Due to some comments, the question in a nutshell:
How can a widget access its own sqlite database?
Why doesn't it work with a simple DatabaseAdapter class?
Are certain permissions required?
Are there any restrictions imposed on Remotevie / AppWidgetProvider to access their own database (without ContentProvider).
The question seems simple, but the details follow if someone really wants to know why I ask:
I have the following setup:
I have a regular Android application that comes with quite a lot of HTML pages in a resource folder. Due to the size of the application, the preferred installation location is an external SD card. It works great.
This means that the application cannot contain the widget, because the widget must be in the internal ROM.
Instead, the widget will be read from the application database on an external SD card. This is achieved using ContentProvider / ContentProviderClient.
So far, this works great.
This widget should now support some persistent configuration options based on each instance.

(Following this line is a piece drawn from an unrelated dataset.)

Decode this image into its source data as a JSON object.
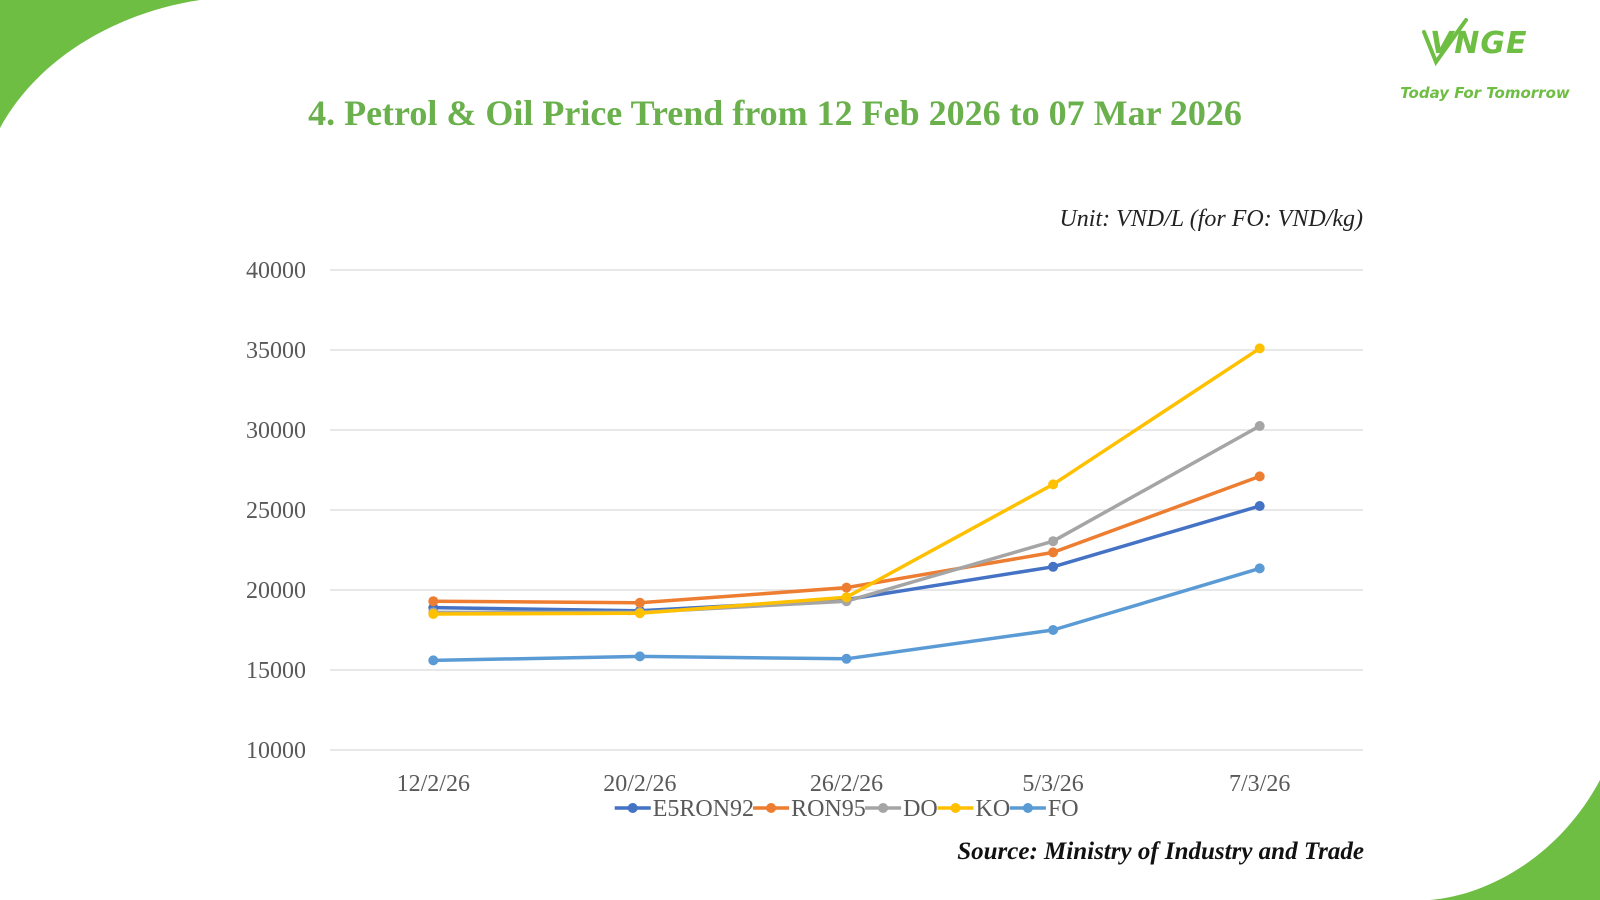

Therefore, the AppWidgetProvider class cannot use the settings, because they will be applied to each class.
So, to save the (rather complex) instance configuration data, I want the AppWidgetProvider class to have its own small sqlite database.

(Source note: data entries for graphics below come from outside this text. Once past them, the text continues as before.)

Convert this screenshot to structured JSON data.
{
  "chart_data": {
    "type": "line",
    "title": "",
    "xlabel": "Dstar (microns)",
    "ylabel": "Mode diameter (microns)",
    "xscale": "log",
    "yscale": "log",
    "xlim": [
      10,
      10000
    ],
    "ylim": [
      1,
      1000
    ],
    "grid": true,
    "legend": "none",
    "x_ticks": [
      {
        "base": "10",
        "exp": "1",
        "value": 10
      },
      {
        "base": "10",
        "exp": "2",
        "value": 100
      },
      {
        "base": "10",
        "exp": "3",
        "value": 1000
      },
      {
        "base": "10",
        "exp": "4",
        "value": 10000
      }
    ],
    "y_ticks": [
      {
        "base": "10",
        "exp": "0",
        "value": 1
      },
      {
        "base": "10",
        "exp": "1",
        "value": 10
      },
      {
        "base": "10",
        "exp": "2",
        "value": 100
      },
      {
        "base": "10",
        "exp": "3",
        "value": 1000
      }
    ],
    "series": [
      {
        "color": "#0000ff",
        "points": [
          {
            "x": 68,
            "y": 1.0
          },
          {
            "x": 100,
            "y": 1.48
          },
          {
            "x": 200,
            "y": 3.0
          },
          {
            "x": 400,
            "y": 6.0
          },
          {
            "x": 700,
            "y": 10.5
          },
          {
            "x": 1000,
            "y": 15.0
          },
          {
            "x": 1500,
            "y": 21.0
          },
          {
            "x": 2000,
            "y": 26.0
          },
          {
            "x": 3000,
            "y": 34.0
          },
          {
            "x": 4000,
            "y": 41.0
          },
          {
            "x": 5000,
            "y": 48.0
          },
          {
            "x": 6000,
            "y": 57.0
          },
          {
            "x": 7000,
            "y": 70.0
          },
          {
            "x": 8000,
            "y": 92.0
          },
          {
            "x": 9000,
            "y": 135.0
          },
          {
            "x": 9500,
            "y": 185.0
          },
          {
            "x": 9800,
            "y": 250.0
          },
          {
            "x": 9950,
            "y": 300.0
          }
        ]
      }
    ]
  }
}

Now that I can access the application database from the widget using the contentprovider, it seems that the widget cannot access its own database. I have a database adapter class in a widget project; inside the AppWidgetProvider, I have a context, but no email seems to be happening.
The calls to the database adapter go through OK (I made several protocols), but when I look at the tables, the recording does not happen.
Why? Do I really need a ContentProvider inside the widget to access the widget database? I do not want to go this way, because when I realized access to the application database from the widget, I had to go through the ContentProviderClient instead of the ContentProvider. That would be very cumbersome. Since I need a little more than a CRUD acccess, this will obviously be related to creating a custom ContentProviderClient. The android docs clearly state that "you donβt need a provider to use the SQLite database if the use is entirely in your own application." So IMHO, would that mean the widget can access its database directly? Do I need special permissions? I suspect that since widgets work like RemoteViews in the process of working with home screens, is access to db somehow limited? Any thoughts, ideas, allusions to this?